La tumultuosa e sofferta vicenda esistenziale di Vincent Van Gogh, così profondamente legata alla sua arte, ancora non smette di interessare il vasto pubblico.
A pochi giorni dalla restituzione al Van Gogh Museum di Amsterdam dei due dipinti, la spiaggia di Scheveningen e la Chiesa di Nuenen, trafugati 14 anni fa e ritrovati nel covo di un malavitoso a Castellammare di Stabia, il mondo torna ad affascinarsi alla tecnica travolgente del maestro olandese, ai suoi segreti ed alla sua vita tormentata.
Eppure la nascita del mito è legata esclusivamente alla volontà e compassione di una donna, la cui storia dimenticata merita una luce ben più adeguata.
Johanna Van Gogh-Bonger sposò Theo Van Gogh, l’adorato fratello minore del maestro ribelle, nel 1889; intelligente e ben istruita, proveniva da una benestante famiglia borghese olandese, figlia di un broker assicurativo. Quello che Johanna comprese immediatamente fu il fatto che aver sposato Theo significava aver contratto impegno anche con il cognato Vincent. I due, infatti, erano legatissimi, lo testimonia il fitto epistolario tra i due, più di 900 lettere fondamentali per la ricostruzione postuma della figura e della poetica del maestro dei colori.
Alla tragica morte di Vincent, nel luglio del 1890, seguì quella altrettanto sofferta di Theo, solo 6 mesi dopo, e Johanna rimase sola, con un altro Vincent, il figlio neonato della coppia, e un numero spropositato di tele, circa 200, da dover curare e gestire.
Fu così che la cognata, semisconosciuta e defilata, si trasformò nella più oculata e scaltra dei promotori d’arte, decisa a lanciare l’inimitabile genio di Vincent Van Gogh, così come avrebbe fatto Theo. Trasferitasi da Parigi a Bussum, non lontano da Amsterdam, conobbe il gruppo letterario ed artistico dei “tachtigers”. Questi uomini e le loro compagne avevano fondato un gruppo socialista in una comune chiamata “Walden” (vita nel bosco) di Thoreau. Johanna fu indotta all’attivismo socialista da alcune delle donne e da loro prese l’idea di ammobiliare la sua villetta come un museo, la prima galleria d’arte per Van Gogh. La villa aveva un motivo funzionale, serviva da esposizione, una galleria casalinga dove la donna invitava artisti, collezionisti e mercanti, vendeva quel che voleva vendere e presto trovò la sua abitazione piena di visitatori. E il nome del pittore cominciò a farsi strada. Pur vendendone i quadri, Johanna si tenne gelosamente i capolavori, con una strategia ben precisa: esponendoli nelle varie mostre avrebbero portato più popolarità. La mostra autofinanziata del 1905, con ben 464 tele provenienti da ogni dove fu accolta con grande clamore ad Amsterdam e, nel 1914, il colpo di genio: pubblicare l’epistolario tra il marito e Vincent, quando ormai il nome del pittore era solido e tutta l’attenzione poteva spostarsi sul suo lato oscuro e sul processo creativo. L’insperato e definitivo riconoscimento dell’arte di Van Gogh si ebbe nell’anno 1924, quando la National Gallery londinese comprò uno dei quadri più celebri: il Vaso di Girasoli.

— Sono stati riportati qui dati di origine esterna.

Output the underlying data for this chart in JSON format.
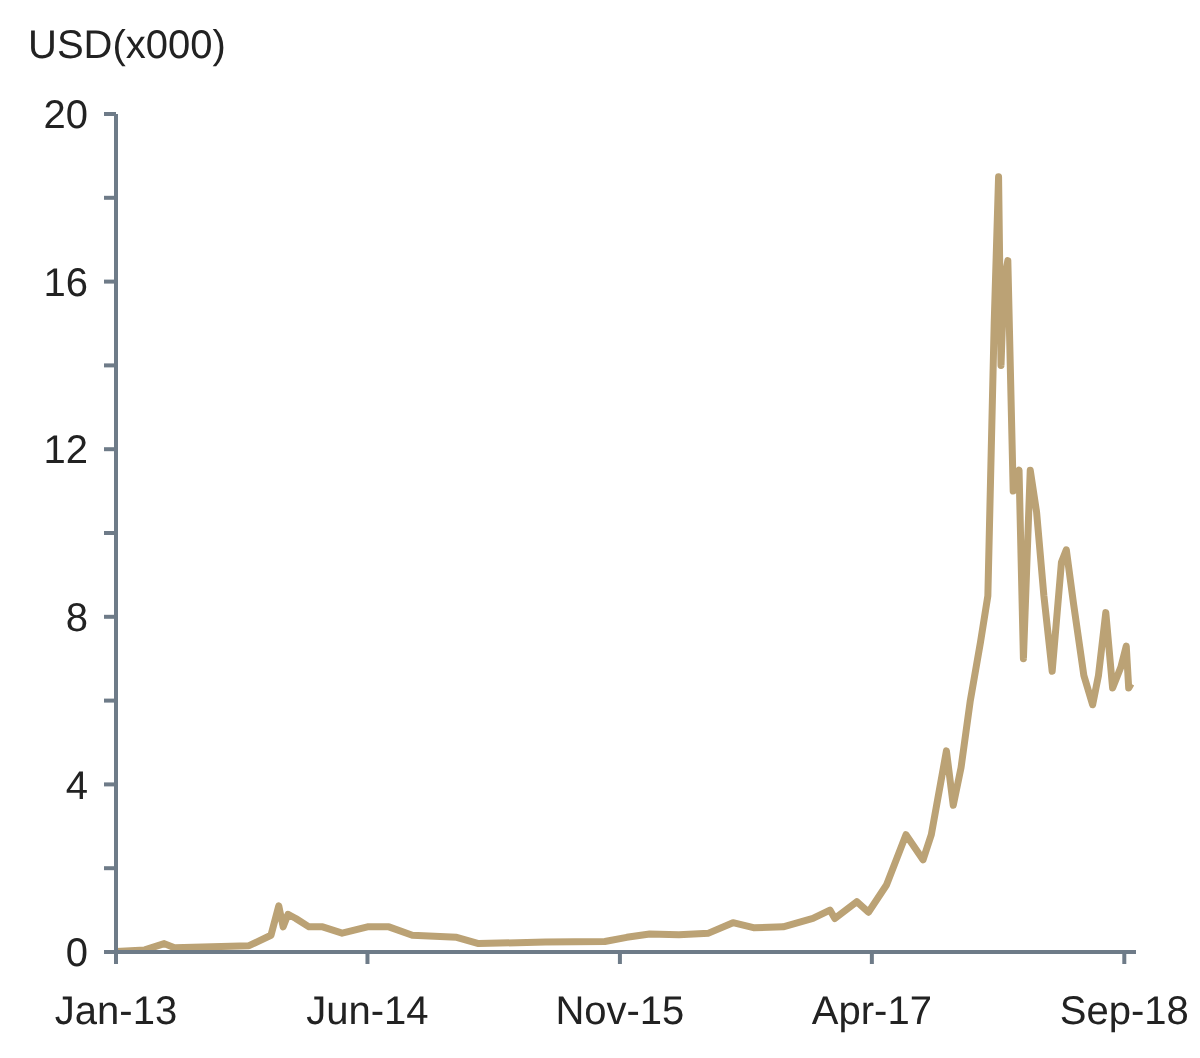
{
  "chart_data": {
    "type": "line",
    "ylabel": "USD(x000)",
    "x": [
      "2013-01-01",
      "2013-03-01",
      "2013-04-10",
      "2013-05-01",
      "2013-10-01",
      "2013-11-15",
      "2013-12-01",
      "2013-12-10",
      "2013-12-20",
      "2014-01-05",
      "2014-02-01",
      "2014-03-01",
      "2014-04-10",
      "2014-06-01",
      "2014-07-15",
      "2014-09-01",
      "2014-12-01",
      "2015-01-15",
      "2015-06-01",
      "2015-10-01",
      "2015-11-15",
      "2016-01-01",
      "2016-03-01",
      "2016-05-01",
      "2016-06-20",
      "2016-08-01",
      "2016-10-01",
      "2016-12-01",
      "2017-01-05",
      "2017-01-15",
      "2017-03-01",
      "2017-03-25",
      "2017-05-01",
      "2017-06-10",
      "2017-07-15",
      "2017-08-01",
      "2017-09-01",
      "2017-09-15",
      "2017-10-01",
      "2017-10-20",
      "2017-11-10",
      "2017-11-25",
      "2017-12-08",
      "2017-12-17",
      "2017-12-22",
      "2017-12-28",
      "2018-01-05",
      "2018-01-16",
      "2018-01-28",
      "2018-02-06",
      "2018-02-20",
      "2018-03-05",
      "2018-03-20",
      "2018-04-06",
      "2018-04-25",
      "2018-05-05",
      "2018-05-20",
      "2018-06-10",
      "2018-06-28",
      "2018-07-10",
      "2018-07-25",
      "2018-08-08",
      "2018-08-25",
      "2018-09-05",
      "2018-09-10",
      "2018-09-15"
    ],
    "series": [
      {
        "color": "#bba275",
        "values": [
          0.01,
          0.05,
          0.2,
          0.1,
          0.15,
          0.4,
          1.1,
          0.6,
          0.9,
          0.8,
          0.6,
          0.6,
          0.45,
          0.6,
          0.6,
          0.4,
          0.35,
          0.2,
          0.24,
          0.25,
          0.35,
          0.43,
          0.41,
          0.45,
          0.7,
          0.58,
          0.6,
          0.8,
          1.0,
          0.8,
          1.2,
          0.95,
          1.6,
          2.8,
          2.2,
          2.8,
          4.8,
          3.5,
          4.4,
          6.0,
          7.4,
          8.5,
          15.0,
          18.5,
          14.0,
          16.0,
          16.5,
          11.0,
          11.5,
          7.0,
          11.5,
          10.5,
          8.5,
          6.7,
          9.3,
          9.6,
          8.3,
          6.6,
          5.9,
          6.6,
          8.1,
          6.3,
          6.8,
          7.3,
          6.3,
          6.4
        ]
      }
    ],
    "xlim": [
      "2013-01-01",
      "2018-09-25"
    ],
    "xticks": [
      {
        "value": "2013-01-01",
        "label": "Jan-13"
      },
      {
        "value": "2014-06-01",
        "label": "Jun-14"
      },
      {
        "value": "2015-11-01",
        "label": "Nov-15"
      },
      {
        "value": "2017-04-01",
        "label": "Apr-17"
      },
      {
        "value": "2018-09-01",
        "label": "Sep-18"
      }
    ],
    "ylim": [
      0,
      20
    ],
    "yticks": [
      0,
      {
        "value": 2,
        "label": null
      },
      4,
      {
        "value": 6,
        "label": null
      },
      8,
      {
        "value": 10,
        "label": null
      },
      12,
      {
        "value": 14,
        "label": null
      },
      16,
      {
        "value": 18,
        "label": null
      },
      20
    ],
    "grid": false,
    "legend": false,
    "marker": "none",
    "line_style": "solid"
  }
}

Il dipinto era il preferito di Johanna, quello che secondo lei meglio riassumeva l’essenza dell’artista e non avrebbe voluto privarsene. Indugiò ma fine cedette e con quell’acquisto Van Gogh ebbe l’immortalità. Ma ben altra sorte toccò a Johanna Bonger. Morì l’anno dopo lasciando tutto al figlio, che donò allo stato olandese i quadri che avrebbero formato il Museo Van Gogh di Amsterdam.
Johanna venne dimenticata dalla storia e il suo nome eclissato dall’accecante immagine di Vincent Van Gogh, eppure senza di lei quell’immagine sarebbe durata un attimo. Si disse che tutto questo lei lo aveva fatto per il figlio, affinché il passato non fosse sepolto con loro; per tramandare la memoria di quegli uomini e mostrarla agli occhi delle future generazioni.